Capítulo segundo: Asientos de Cuero

Es increíble que nadie viera nada. Vivía rodeado de cámaras, de miles de miradas indiscretas. Estaba sujeto a una rutina más que previsible. Continuamente, el azul de mis ojos adelantaba mis actos a quien cruzara más de tres míseras frases conmigo..

Solías decir de mi que era un libro abierto, una persona sin dobleces; endiabladamente aburrida. Un tipo poco dado a las sorpresas, a los cambios de humor repentino. Un sol de marido y un ciudadano ejemplar. Gran padre y mejor amigo ¿Un buen Amante? ¡No me hagas reír! Me veías como el asesino de cupido a punta de pistola o a golpe de copazo. Y con él, siempre según tú, claro, había terminado con la más bella historia que tu corazón post adolescente pudo soñar.

Madrid es uno de los lugares más vigilados del mundo. Cuesta trabajo pensar que nadie viera nada.
-¡Es imposible que se lo haya tragado la tierra! -Gritaba mi suegro en la comisaría de Hortaleza.

Mientras mi suegro se dejaba la voz abroncando a ese pobre guardia, yo ya estaba lejos de la frialdad de tus brazos. Después de arrojar el retrovisor por la ventanilla a las primeras de cambio decidí que ya no iba a mirar para atrás; no fuera que me pasara como a Orfeo pero al revés y aparecieras súbitamente sentada en el asiento de atrás.

Las ruedas de mi pequeño bólido lanzaban un grito sordo en cada una de las numerosas curvas que surcaban aquella noche despejada y poco a poco, empotrado en ese asiento de cuero, estaba dejando de sentir el frío que me transmitía tu recuerdo.

Mi coche atravesando la Sierra de Madrid a toda velocidad se había convertido en un hospital de campaña en el que la aguja señalando la parte alta del velocímetro inyectaba en mi cuerpo el antídoto contra tus miradas indiferentes, esos besos que no dicen nada. Esa burocracia familiar del sálvese quien pueda. Amor enlatado guardado en un armario fresco y seco.

Me alejaba, rápidamente, de noche, sin avisar, bañado por un mar de estrellas y abrigado por un manto de pinos y, por raro que parezca, nadie vio nada.


martes, 15 de septiembre de 2015

Capítulo primero: Hastío.

Empezó casi sin dolor, como sin querer, como casi todas las cosas que empiezan. Son tan lentas las pérdidas y renuncias, tan carentes de dolor las pequeñas derrotas que, de repente, un día me di cuenta de que te la luz que cada mañana entraba por los resquicios de mi persiana no era de color del cielo, sino transparente como la lluvia que lentamente va calando la ropa tendida.

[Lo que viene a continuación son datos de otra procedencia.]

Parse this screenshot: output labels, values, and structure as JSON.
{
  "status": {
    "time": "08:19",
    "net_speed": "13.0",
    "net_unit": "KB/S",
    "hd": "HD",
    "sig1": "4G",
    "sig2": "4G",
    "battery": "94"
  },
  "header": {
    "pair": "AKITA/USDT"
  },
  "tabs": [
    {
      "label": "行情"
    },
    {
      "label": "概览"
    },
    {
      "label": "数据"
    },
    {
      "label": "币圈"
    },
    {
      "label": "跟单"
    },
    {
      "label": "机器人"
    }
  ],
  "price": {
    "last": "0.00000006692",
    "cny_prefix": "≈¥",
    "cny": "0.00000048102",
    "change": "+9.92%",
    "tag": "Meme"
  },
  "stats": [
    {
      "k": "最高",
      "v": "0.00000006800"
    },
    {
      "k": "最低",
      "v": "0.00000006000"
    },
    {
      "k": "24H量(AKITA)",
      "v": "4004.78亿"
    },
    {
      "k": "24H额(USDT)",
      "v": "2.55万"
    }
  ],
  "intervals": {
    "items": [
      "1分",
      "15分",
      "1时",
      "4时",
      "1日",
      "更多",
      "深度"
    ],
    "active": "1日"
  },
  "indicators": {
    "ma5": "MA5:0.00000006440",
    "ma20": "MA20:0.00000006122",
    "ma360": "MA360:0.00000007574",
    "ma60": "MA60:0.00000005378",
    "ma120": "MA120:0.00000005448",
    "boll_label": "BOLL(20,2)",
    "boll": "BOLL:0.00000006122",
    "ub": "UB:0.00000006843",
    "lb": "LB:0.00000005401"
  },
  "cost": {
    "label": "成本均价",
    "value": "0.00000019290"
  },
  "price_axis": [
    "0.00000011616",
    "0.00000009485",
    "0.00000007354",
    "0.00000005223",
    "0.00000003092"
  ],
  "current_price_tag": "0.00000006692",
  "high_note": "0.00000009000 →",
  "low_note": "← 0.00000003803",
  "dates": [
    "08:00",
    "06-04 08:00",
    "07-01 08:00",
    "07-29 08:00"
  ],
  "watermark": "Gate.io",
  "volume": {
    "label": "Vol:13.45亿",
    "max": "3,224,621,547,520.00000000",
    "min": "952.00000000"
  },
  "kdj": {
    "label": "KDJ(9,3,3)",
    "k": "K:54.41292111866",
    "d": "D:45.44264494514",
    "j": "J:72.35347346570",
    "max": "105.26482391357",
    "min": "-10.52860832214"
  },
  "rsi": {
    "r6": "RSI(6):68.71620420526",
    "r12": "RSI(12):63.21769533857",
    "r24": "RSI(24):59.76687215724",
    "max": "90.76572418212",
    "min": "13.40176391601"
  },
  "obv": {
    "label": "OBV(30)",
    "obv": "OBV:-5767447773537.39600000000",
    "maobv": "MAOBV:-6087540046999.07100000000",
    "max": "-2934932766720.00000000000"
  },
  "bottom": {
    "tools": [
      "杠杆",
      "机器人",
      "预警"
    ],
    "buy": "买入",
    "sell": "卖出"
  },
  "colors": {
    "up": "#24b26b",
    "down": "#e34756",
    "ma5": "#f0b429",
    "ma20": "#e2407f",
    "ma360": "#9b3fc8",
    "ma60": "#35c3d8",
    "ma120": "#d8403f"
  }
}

Llegó un día en el que me di cuenta de que estaba actuando por inercia, movido como un engranaje más de la maquinaria que había montado alrededor de mi propia existencia. Descubrí que estaba caminando a través de una vida trufada de pequeñas rendiciones, convertida en una suave sucesión de días brumosos, días que no duelen, que son sombras de días pasados en las que todo importaba, en los que la vida brotaba como brota la sangre de una herida abierta.

Me di cuenta de que estaba viviendo unos días que, transcurridos unos años, no dejarían recuerdo alguno porque todos eran iguales.

Movido por una pequeña chispa que arrancara  mi espíritu, tragué saliva y me pregunté cómo había llegado hasta aquí. No era capaz de explicarme qué suerte de paciencia perversa era ésta que me mantenía maniatado, como esperando a que viniera alguien a rescatarme de una negra gruta en la que yo mismo parecía haber decidido confinarme

¿Cómo escapar de una prisión a la que se accede por una rampa de agua helada? ¿Qué puedo esperar, si me da la sensación de que el mundo entero es una gigantesca estatua de sal?

-Señor, son setenta y tres con ochenta y uno ¿necesita una bolsa?

-¿Cómo dice? Ah... no se preocupe: me he traído una.